Fame used to be reserved for the extraordinarily talented or the highly respected. Often, these people used their notoriety for worthy causes, humanitarian efforts. But now I witnessed talent-challenged men and women using their notoriety from my sister’s trial for one cause only: to become more famous. It used to be that sex was the national obsession, but fame undoubtedly replaced it. Fame became the new sex.
Fern, the central character’s sister in FAME & MADNESS IN AMERICA, comes up with this observation. She is the voice of reason amid this cast of media monkeys. She keeps her head clear while the others massage their egos, get us dirty with their wayward ambitions and all-too Machiavellian manoeuvres.
But I don’t want this to digress into a critique of Western civilization even though Socol would probably think it fitting. The thing is, Socol’s first novel deserves more than that.
What we have here is a comical meditation on the origin of what seems to drive the majority of Western people. We all want fame, is what Socol implies, we all want to be seen, and once we are lucky enough to be noticed we want to be noticed more. Everything we do is a step toward fame, no matter how shameful and demeaning. How did we get this way, where and when did we fall?
Like most reflections on the state of things, FAME & MADNESS IN AMERICA isn’t intent on placating our curiosities, it merely gives us an accurate representation of the way things are and lets us build our own ideas, compose our own questions, and perhaps, after feeling revolted in the stomach, take a first step toward change.

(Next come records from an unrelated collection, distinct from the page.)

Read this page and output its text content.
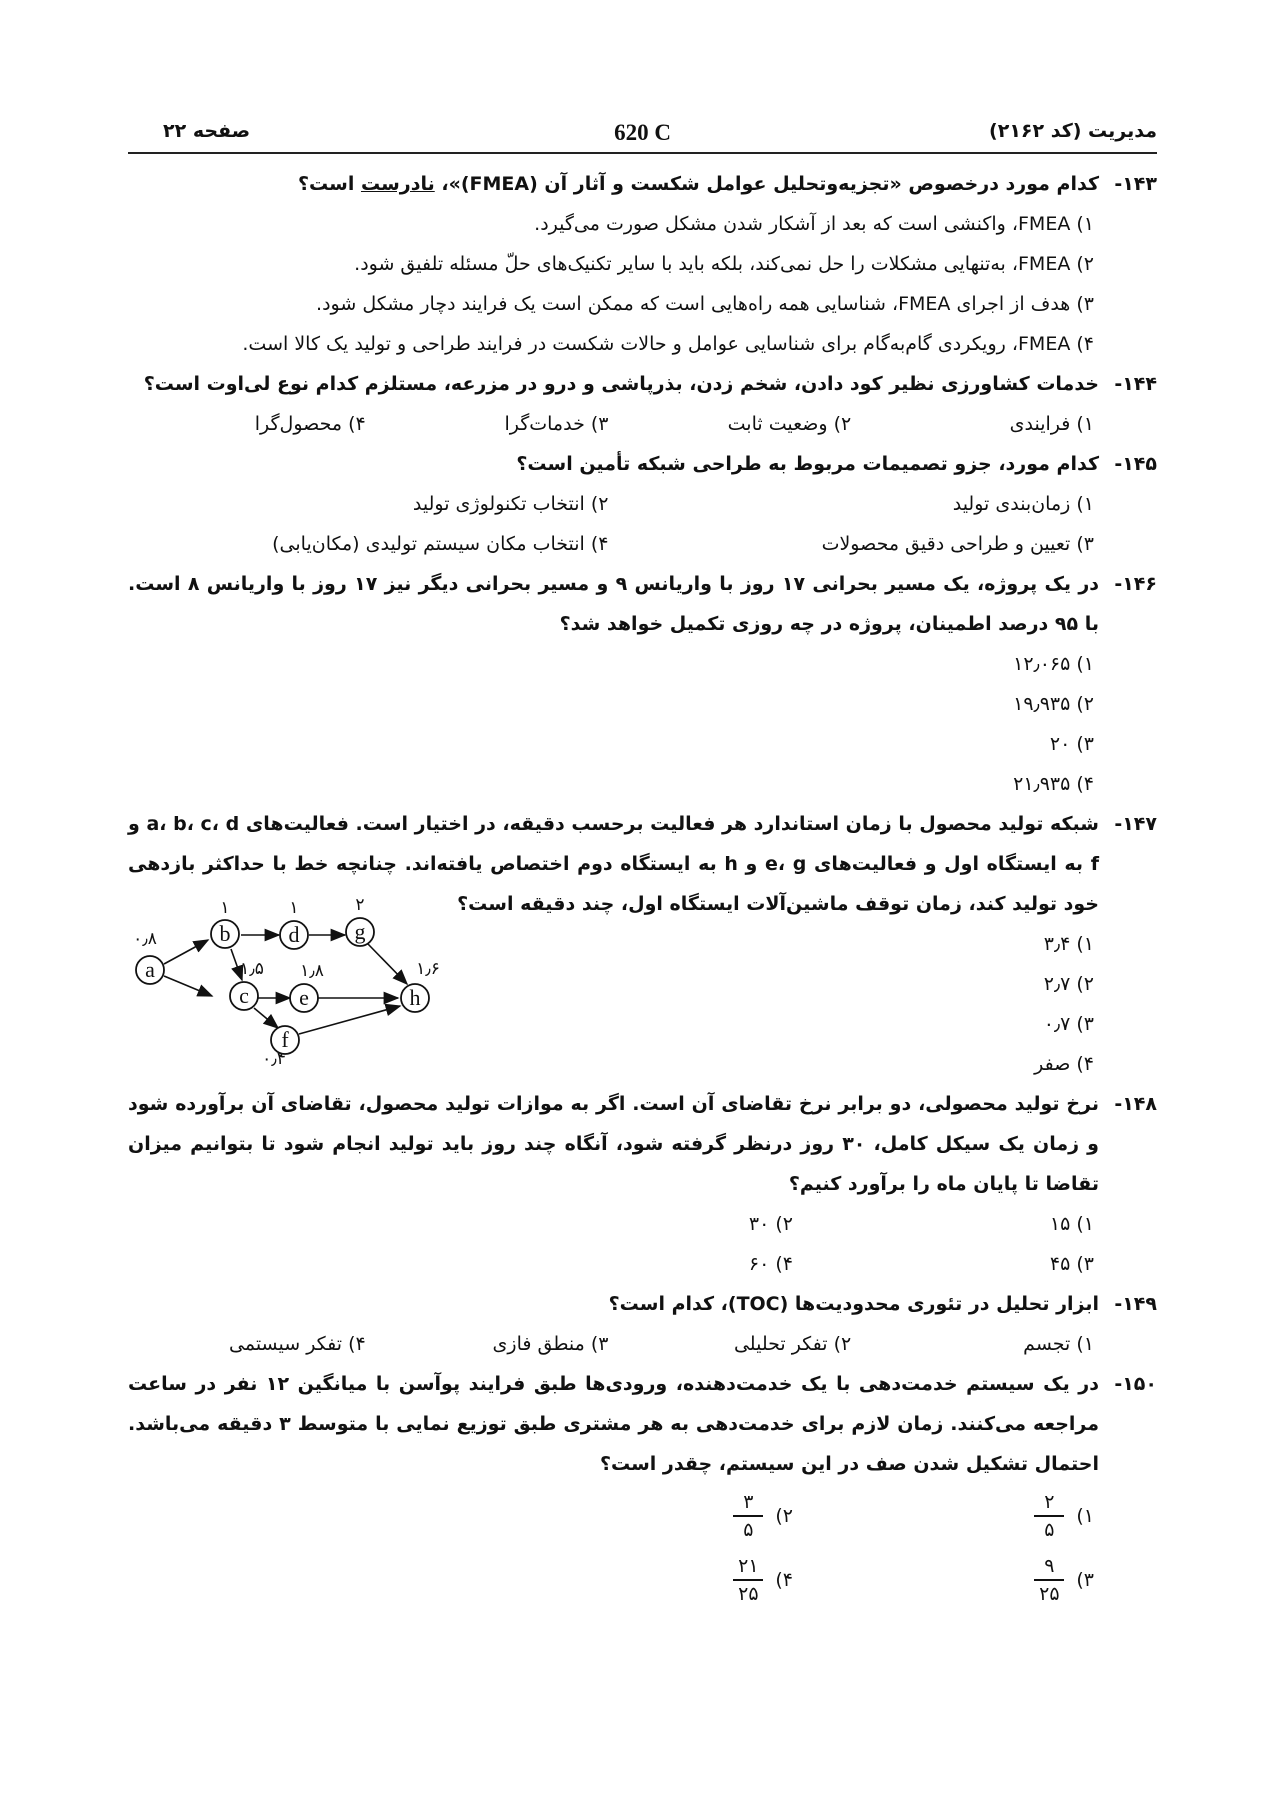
مدیریت (کد ۲۱۶۲)
620 C
صفحه ۲۲
۱۴۳-
کدام مورد درخصوص «تجزیه‌وتحلیل عوامل شکست و آثار آن (FMEA)»، نادرست است؟
۱) FMEA، واکنشی است که بعد از آشکار شدن مشکل صورت می‌گیرد.
۲) FMEA، به‌تنهایی مشکلات را حل نمی‌کند، بلکه باید با سایر تکنیک‌های حلّ مسئله تلفیق شود.
۳) هدف از اجرای FMEA، شناسایی همه راه‌هایی است که ممکن است یک فرایند دچار مشکل شود.
۴) FMEA، رویکردی گام‌به‌گام برای شناسایی عوامل و حالات شکست در فرایند طراحی و تولید یک کالا است.
۱۴۴-
خدمات کشاورزی نظیر کود دادن، شخم زدن، بذرپاشی و درو در مزرعه، مستلزم کدام نوع لی‌اوت است؟
۱) فرایندی
۲) وضعیت ثابت
۳) خدمات‌گرا
۴) محصول‌گرا
۱۴۵-
کدام مورد، جزو تصمیمات مربوط به طراحی شبکه تأمین است؟
۱) زمان‌بندی تولید
۲) انتخاب تکنولوژی تولید
۳) تعیین و طراحی دقیق محصولات
۴) انتخاب مکان سیستم تولیدی (مکان‌یابی)
۱۴۶-
در یک پروژه، یک مسیر بحرانی ۱۷ روز با واریانس ۹ و مسیر بحرانی دیگر نیز ۱۷ روز با واریانس ۸ است. با ۹۵ درصد اطمینان، پروژه در چه روزی تکمیل خواهد شد؟
۱) ۱۲٫۰۶۵
۲) ۱۹٫۹۳۵
۳) ۲۰
۴) ۲۱٫۹۳۵
۱۴۷-
شبکه تولید محصول با زمان استاندارد هر فعالیت برحسب دقیقه، در اختیار است. فعالیت‌های a، b، c، d و f به ایستگاه اول و فعالیت‌های e، g و h به ایستگاه دوم اختصاص یافته‌اند. چنانچه خط با حداکثر بازدهی خود تولید کند، زمان توقف ماشین‌آلات ایستگاه اول، چند دقیقه است؟
۱) ۳٫۴
۲) ۲٫۷
۳) ۰٫۷
۴) صفر
a
b
c
d
e
f
g
h
۰٫۸
۱
۱٫۵
۱
۱٫۸
۰٫۴
۲
۱٫۶
۱۴۸-
نرخ تولید محصولی، دو برابر نرخ تقاضای آن است. اگر به موازات تولید محصول، تقاضای آن برآورده شود و زمان یک سیکل کامل، ۳۰ روز درنظر گرفته شود، آنگاه چند روز باید تولید انجام شود تا بتوانیم میزان تقاضا تا پایان ماه را برآورد کنیم؟
۱) ۱۵
۲) ۳۰
۳) ۴۵
۴) ۶۰
۱۴۹-
ابزار تحلیل در تئوری محدودیت‌ها (TOC)، کدام است؟
۱) تجسم
۲) تفکر تحلیلی
۳) منطق فازی
۴) تفکر سیستمی
۱۵۰-
در یک سیستم خدمت‌دهی با یک خدمت‌دهنده، ورودی‌ها طبق فرایند پوآسن با میانگین ۱۲ نفر در ساعت مراجعه می‌کنند. زمان لازم برای خدمت‌دهی به هر مشتری طبق توزیع نمایی با متوسط ۳ دقیقه می‌باشد. احتمال تشکیل شدن صف در این سیستم، چقدر است؟
۱)
$\frac{۲}{۵}$
۲)
$\frac{۳}{۵}$
۳)
$\frac{۹}{۲۵}$
۴)
$\frac{۲۱}{۲۵}$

Employing Rashomon techniques, Socol narrates the trial of Brenda using a flurry of first-person vignettes. Each piece adds another layer to the drama. The danger of writing any story this way is confusing the reader. For this confusion to be avoided, each vignette has to be engaging enough to keep the reader gripped. I think Socol is sensitive to this. My attention didn’t slide away, but the one time it did, I had little difficulty submerging into the story again. Socol seems to be aware of this potential hitch which is why he took the preemptive care to title each vignette in terms of the character’s relation to Brenda, the protagonist. To quickly orient readers, the book uses headings like these: Fern, sister; Jack Smith, reporter; Dash, friend; Veronica, best friend; Estelle, mother; Isabel Regal, mother-in-law; etc. It works well. In spite of numerous names, I wasn’t lost in space.
But Socol doesn’t just address issues of fame. He also deals head on with the brutal savage that seems to be dormant within people. Per Brenda:
It dawned on me that every single one of us, every human being who feels love and lust and passion and rage, is capable of committing a heinous act, capable of losing control in the blinding, blistering heat of the moment and doing something that could change the course of his or her life forever.
Much later on in the book Byron, the narcissistic nymphomaniac drunk on himself and his growing fame, asks with uncharacteristic compassion:
What’s happening in this world with all these killings? Why can’t we all just get along?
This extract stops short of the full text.